Their experiments, spurred on by motion capture work by photographer Eaedward Muybridge and Etienne Marey, provided the basis for motion picture photography and presentation, and their techniques can still be seen in the capture and projection of motion pictures today.
In the UK, photographer Birt Acres teamed up with electrical engineer Robert Paul and together they developed their own motion picture camera to create films for use with copies of Edison's Kinetoscope. Acres and Paul's brief partnership led to the production of the first successful British film - 'Incident at Clovelly Cottage' in March 1895.

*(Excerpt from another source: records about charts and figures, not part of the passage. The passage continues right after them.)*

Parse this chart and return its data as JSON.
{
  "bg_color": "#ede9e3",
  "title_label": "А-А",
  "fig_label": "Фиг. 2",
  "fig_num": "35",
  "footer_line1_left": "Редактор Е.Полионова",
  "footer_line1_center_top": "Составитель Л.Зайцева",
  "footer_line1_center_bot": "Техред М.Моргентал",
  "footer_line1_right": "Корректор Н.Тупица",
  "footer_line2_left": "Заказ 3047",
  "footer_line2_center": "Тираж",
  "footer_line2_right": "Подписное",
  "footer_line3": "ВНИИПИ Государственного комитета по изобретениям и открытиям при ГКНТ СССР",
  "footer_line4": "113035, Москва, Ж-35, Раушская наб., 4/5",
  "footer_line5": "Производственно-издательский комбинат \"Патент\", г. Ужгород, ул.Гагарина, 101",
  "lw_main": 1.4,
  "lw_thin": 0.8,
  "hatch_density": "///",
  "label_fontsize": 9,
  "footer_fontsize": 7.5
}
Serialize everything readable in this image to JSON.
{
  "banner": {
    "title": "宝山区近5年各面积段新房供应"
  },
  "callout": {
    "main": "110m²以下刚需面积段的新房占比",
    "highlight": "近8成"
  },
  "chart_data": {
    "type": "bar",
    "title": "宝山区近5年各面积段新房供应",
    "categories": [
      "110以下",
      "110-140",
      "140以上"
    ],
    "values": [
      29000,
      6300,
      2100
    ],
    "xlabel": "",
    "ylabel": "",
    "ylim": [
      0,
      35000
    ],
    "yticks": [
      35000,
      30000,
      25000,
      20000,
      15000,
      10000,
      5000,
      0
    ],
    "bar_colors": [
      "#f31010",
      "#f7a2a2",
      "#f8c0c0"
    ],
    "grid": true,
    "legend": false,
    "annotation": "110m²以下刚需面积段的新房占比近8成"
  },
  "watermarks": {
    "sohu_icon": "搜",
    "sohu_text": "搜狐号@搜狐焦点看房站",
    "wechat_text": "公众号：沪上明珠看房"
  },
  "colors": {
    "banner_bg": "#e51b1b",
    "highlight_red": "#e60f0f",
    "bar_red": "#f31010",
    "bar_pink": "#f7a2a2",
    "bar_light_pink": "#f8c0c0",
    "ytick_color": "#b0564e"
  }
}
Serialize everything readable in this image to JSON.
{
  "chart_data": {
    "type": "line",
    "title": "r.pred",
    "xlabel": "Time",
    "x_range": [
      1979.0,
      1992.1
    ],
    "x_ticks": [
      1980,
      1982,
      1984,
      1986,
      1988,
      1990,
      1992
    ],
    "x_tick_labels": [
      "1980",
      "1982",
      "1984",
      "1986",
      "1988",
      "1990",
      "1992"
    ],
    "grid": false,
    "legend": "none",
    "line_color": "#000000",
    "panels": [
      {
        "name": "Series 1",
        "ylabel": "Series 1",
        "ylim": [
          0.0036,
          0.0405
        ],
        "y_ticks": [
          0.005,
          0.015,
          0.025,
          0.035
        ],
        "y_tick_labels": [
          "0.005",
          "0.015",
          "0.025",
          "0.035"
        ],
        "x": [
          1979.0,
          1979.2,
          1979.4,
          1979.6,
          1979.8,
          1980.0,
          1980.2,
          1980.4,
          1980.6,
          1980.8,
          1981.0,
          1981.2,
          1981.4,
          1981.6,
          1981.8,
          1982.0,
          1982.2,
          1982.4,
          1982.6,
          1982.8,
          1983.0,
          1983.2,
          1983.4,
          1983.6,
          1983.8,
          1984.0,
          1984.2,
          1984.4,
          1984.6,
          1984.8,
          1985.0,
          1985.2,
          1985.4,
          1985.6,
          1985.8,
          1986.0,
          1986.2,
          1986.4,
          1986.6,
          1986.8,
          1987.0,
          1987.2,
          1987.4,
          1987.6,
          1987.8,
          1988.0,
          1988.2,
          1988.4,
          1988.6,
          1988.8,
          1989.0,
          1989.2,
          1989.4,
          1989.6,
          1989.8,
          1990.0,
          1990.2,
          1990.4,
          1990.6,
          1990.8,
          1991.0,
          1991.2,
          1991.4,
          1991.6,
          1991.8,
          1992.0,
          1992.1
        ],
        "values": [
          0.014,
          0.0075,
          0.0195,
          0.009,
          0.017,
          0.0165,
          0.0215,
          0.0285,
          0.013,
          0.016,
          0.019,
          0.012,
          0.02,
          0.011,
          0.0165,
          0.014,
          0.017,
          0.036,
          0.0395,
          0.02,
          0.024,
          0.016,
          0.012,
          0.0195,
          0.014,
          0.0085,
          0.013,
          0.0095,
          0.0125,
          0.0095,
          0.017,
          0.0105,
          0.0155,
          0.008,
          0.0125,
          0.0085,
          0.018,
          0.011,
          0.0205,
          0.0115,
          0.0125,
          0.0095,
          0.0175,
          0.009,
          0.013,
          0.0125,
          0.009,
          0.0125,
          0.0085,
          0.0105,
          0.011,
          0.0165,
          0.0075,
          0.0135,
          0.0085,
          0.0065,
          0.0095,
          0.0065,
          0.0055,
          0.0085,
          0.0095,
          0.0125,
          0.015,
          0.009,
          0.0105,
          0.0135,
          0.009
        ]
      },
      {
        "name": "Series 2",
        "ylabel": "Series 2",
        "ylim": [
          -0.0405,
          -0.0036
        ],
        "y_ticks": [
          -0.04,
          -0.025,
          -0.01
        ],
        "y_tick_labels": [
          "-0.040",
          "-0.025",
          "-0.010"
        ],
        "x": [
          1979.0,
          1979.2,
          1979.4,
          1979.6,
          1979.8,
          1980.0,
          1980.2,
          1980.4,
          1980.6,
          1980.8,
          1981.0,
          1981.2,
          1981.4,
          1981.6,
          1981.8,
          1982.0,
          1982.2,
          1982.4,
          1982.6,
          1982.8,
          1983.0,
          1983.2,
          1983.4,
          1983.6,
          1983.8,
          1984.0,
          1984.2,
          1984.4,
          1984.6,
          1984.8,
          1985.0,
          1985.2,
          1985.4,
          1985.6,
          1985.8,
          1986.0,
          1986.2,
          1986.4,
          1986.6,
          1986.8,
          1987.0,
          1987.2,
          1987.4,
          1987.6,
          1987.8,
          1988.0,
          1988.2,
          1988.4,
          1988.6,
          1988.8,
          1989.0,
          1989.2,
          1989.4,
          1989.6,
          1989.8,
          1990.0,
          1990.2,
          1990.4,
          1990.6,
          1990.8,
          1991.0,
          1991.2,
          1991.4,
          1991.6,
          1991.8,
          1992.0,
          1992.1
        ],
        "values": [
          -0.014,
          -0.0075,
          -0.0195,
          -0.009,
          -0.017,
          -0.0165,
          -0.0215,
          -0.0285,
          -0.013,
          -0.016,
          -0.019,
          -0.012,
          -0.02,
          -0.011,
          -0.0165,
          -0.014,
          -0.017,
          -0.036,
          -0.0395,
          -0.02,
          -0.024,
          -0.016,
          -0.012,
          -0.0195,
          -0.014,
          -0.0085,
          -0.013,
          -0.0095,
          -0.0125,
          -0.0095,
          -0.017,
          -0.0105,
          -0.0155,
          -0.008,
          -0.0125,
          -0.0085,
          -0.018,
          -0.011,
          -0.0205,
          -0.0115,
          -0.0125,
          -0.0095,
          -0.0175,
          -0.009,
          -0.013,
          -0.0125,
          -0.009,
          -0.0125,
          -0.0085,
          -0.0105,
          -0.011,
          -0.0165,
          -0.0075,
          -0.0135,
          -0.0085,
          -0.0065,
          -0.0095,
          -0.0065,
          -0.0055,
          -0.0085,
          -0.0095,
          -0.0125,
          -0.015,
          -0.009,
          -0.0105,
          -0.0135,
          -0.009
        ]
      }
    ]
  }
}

As the technology advanced, filmmakers emerged, with Cecil Hepworth and Edwin Porter leading the way. Hepworth producing such early cinema classics as 'How it feels to be run over' and 'Rescued by Rover' with Porter directing 'The Great Train Robbery' among many others.
In France, Georges Méliès emerged from a theatrical background and started making films combining film technique with the spectacular effects achievable from the theatre. Méliès' work led to some of the first 'special effects' in cinema in films such as 'A Trip to the Moon'.